I can hear my suegros now, if they were alive, asking, “¿Qué es un ‘bot’?” if they were subjected to the frequent stories on the nightly news about Russian meddling in our national elections.  Who knew even a few years ago that politicians, and, more importantly, voters, would have to worry about nameless, faceless provocateurs writing and disseminating lies and fake news through social media to influence elections, maybe even from distant lands?

While this development is occupying a lot of time on the national news and falls under the purview of the FEC – the Federal Election Commission – it raises important questions in the local context, as well.  Questions like, “Are there any rules applicable to the use of social media for campaigning in California?” And, “What are the ethical implications of social media campaign activities?”

Unfortunately, the regulations of social media technology and election campaigning are still rather lax.

Although traditional forms of media, such as radio, television, mass mailings, fliers, and newspapers are regulated for communications by candidate committees for their own election, electronic media is not regulated in regards to the physical advertisement itself. While traditional forms of media must contain a disclosure such as “Paid for by Juan Gonzalez,” there is no such requirement for electronic media. Disclosure is merely recommended but not legally required for communications via electronic media, which includes websites, blogs, Twitter feeds, and other social media pages such as Facebook.

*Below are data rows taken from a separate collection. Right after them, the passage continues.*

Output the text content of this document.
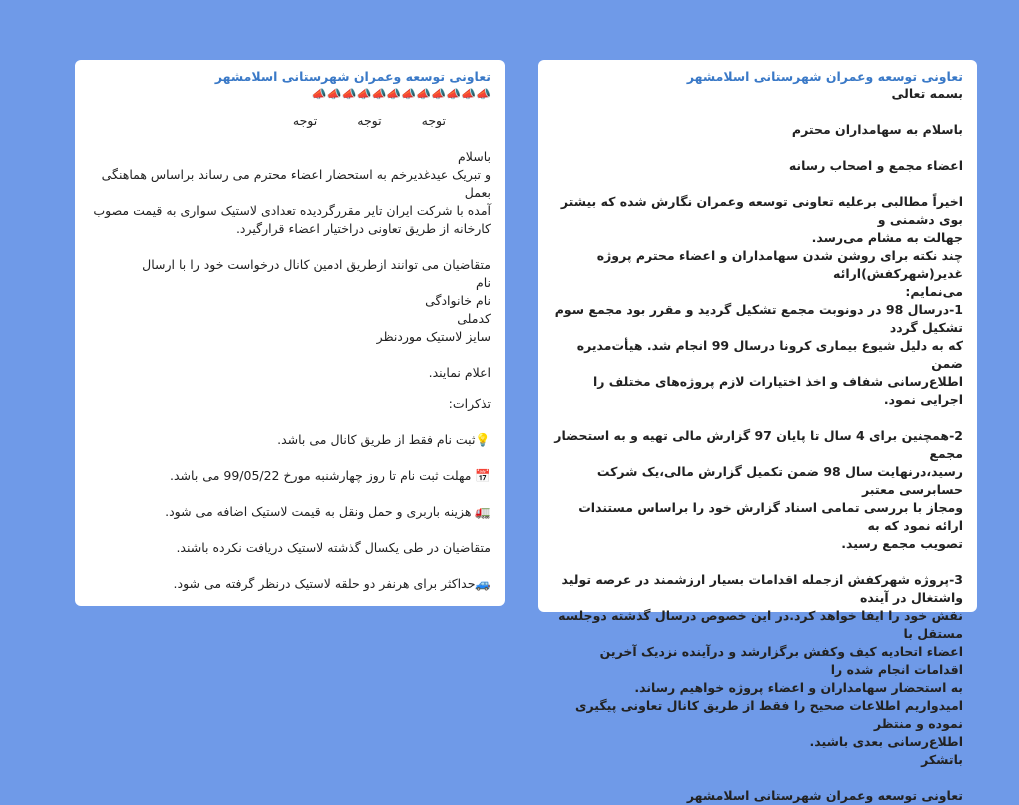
تعاونی توسعه وعمران شهرستانی اسلامشهر
📣📣📣📣📣📣📣📣📣📣📣📣
توجه
توجه
توجه

باسلام

و تبریک عیدغدیرخم به استحضار اعضاء محترم می رساند براساس هماهنگی بعمل

آمده با شرکت ایران تایر مقررگردیده تعدادی لاستیک سواری به قیمت مصوب

کارخانه از طریق تعاونی دراختیار اعضاء قرارگیرد.

متقاضیان می توانند ازطریق ادمین کانال درخواست خود را با ارسال

نام

نام خانوادگی

کدملی

سایز لاستیک موردنظر

اعلام نمایند.

تذکرات:

💡ثبت نام فقط از طریق کانال می باشد.

📅 مهلت ثبت نام تا روز چهارشنبه مورخ 99/05/22 می باشد.

🚛 هزینه باربری و حمل ونقل به قیمت لاستیک اضافه می شود.

متقاضیان در طی یکسال گذشته لاستیک دریافت نکرده باشند.

🚙حداکثر برای هرنفر دو حلقه لاستیک درنظر گرفته می شود.

تعاونی توسعه وعمران شهرستانی اسلامشهر

بسمه تعالی

باسلام به سهامداران محترم

اعضاء مجمع و اصحاب رسانه

اخیراً مطالبی برعلیه تعاونی توسعه وعمران نگارش شده که بیشتر بوی دشمنی و

جهالت به مشام می‌رسد.

چند نکته برای روشن شدن سهامداران و اعضاء محترم پروژه غدیر(شهرکفش)ارائه

می‌نمایم:

1-درسال 98 در دونوبت مجمع تشکیل گردید و مقرر بود مجمع سوم تشکیل گردد

که به دلیل شیوع بیماری کرونا درسال 99 انجام شد. هیأت‌مدیره ضمن

اطلاع‌رسانی شفاف و اخذ اختیارات لازم پروژه‌های مختلف را اجرایی نمود.

2-همچنین برای 4 سال تا پایان 97 گزارش مالی تهیه و به استحضار مجمع

رسید،درنهایت سال 98 ضمن تکمیل گزارش مالی،یک شرکت حسابرسی معتبر

ومجاز با بررسی تمامی اسناد گزارش خود را براساس مستندات ارائه نمود که به

تصویب مجمع رسید.

3-پروژه شهرکفش ازجمله اقدامات بسیار ارزشمند در عرصه تولید واشتغال در آینده

نقش خود را ایفا خواهد کرد.در این خصوص درسال گذشته دوجلسه مستقل با

اعضاء اتحادیه کیف وکفش برگزارشد و درآینده نزدیک آخرین اقدامات انجام شده را

به استحضار سهامداران و اعضاء پروژه خواهیم رساند.

امیدواریم اطلاعات صحیح را فقط از طریق کانال تعاونی پیگیری نموده و منتظر

اطلاع‌رسانی بعدی باشید.

باتشکر

تعاونی توسعه وعمران شهرستانی اسلامشهر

What is required at times is disclosure of payments made by a candidate or candidate’s committee to persons providing positive or negative social media content about a candidate or ballot measure on an Internet website other than the candidate’s or committee’s own website. The disclosures have to be made on California Form 460 “Recipient Committee Campaign Statement.” If a person was not paid for the content then there is no disclosure requirement. If a person was paid for producing content solely to be published on the candidate’s website and other social media (as opposed to some unrelated third party’s) there is no disclosure requirement. The applicable Fair Political Practices Commission regulations are here.

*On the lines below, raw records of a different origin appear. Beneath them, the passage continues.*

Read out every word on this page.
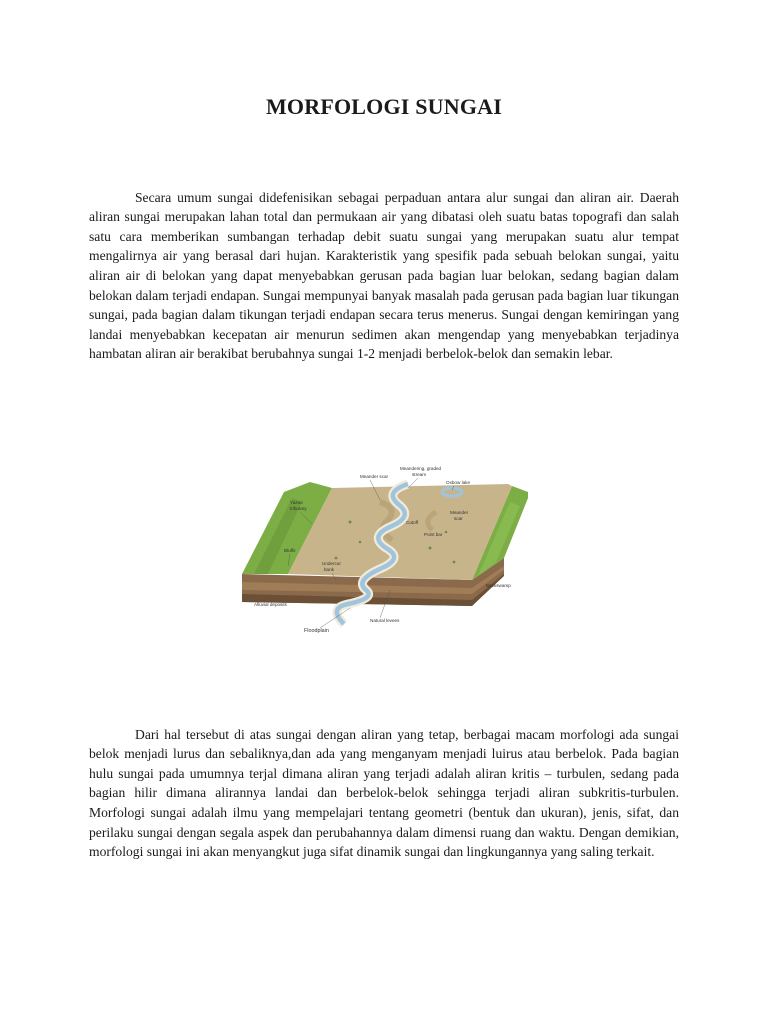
MORFOLOGI SUNGAI

Secara umum sungai didefenisikan sebagai perpaduan antara alur sungai dan aliran air. Daerah aliran sungai merupakan lahan total dan permukaan air yang dibatasi oleh suatu batas topografi dan salah satu cara memberikan sumbangan terhadap debit suatu sungai yang merupakan suatu alur tempat mengalirnya air yang berasal dari hujan. Karakteristik yang spesifik pada sebuah belokan sungai, yaitu aliran air di belokan yang dapat menyebabkan gerusan pada bagian luar belokan, sedang bagian dalam belokan dalam terjadi endapan. Sungai mempunyai banyak masalah pada gerusan pada bagian luar tikungan sungai, pada bagian dalam tikungan terjadi endapan secara terus menerus. Sungai dengan kemiringan yang landai menyebabkan kecepatan air menurun sedimen akan mengendap yang menyebabkan terjadinya hambatan aliran air berakibat berubahnya sungai 1-2 menjadi berbelok-belok dan semakin lebar.

Meander scar
Meandering, graded
stream
Oxbow lake
Yazoo
tributary
Meander
scar
Cutoff
Point bar
Bluffs
Undercut
bank
Backswamp
Alluvial deposits
Natural levees
Floodplain

Dari hal tersebut di atas sungai dengan aliran yang tetap, berbagai macam morfologi ada sungai belok menjadi lurus dan sebaliknya,dan ada yang menganyam menjadi luirus atau berbelok. Pada bagian hulu sungai pada umumnya terjal dimana aliran yang terjadi adalah aliran kritis – turbulen, sedang pada bagian hilir dimana alirannya landai dan berbelok-belok sehingga terjadi aliran subkritis-turbulen. Morfologi sungai adalah ilmu yang mempelajari tentang geometri (bentuk dan ukuran), jenis, sifat, dan perilaku sungai dengan segala aspek dan perubahannya dalam dimensi ruang dan waktu. Dengan demikian, morfologi sungai ini akan menyangkut juga sifat dinamik sungai dan lingkungannya yang saling terkait.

Here are two examples to illustrate this disclosure requirement. First is an example where disclosure is needed. Camila is running for local office and she pays Julia to post a message on Julia’s blog supporting Camila’s candidacy. Camila’s committee must report the payment as an expenditure on California Form 460. The second example is one where no disclosure is needed. Juan is running for State Assembly and his neighbor Gonzalo posts his support for Juan’s candidacy on Facebook. In his Facebook post, Gonzalo includes a picture of Juan that he got from Juan’s campaign website. The communication is not reportable because Gonzalo was not paid by Juan for his Facebook post.

A candidate must also report payments to purchase e-mail addresses and any payment for general or public advertisement on websites.

When reporting the payment expenditures, whether the payment is made directly or through a third party, campaign committees must include specific information of the amount of the payment, the payee, the name of the individual providing content, and the name of the website or URL on which the communication is first published.

One thing to always keep in mind when creating, or paying others to create, political advertisements is to stay away from absolute lies or things that you think is probably a lie because you can open up yourself to being sued for defamation, not to mention accused of usando bots. Sticking to the truth is not only ethical but also safer legally.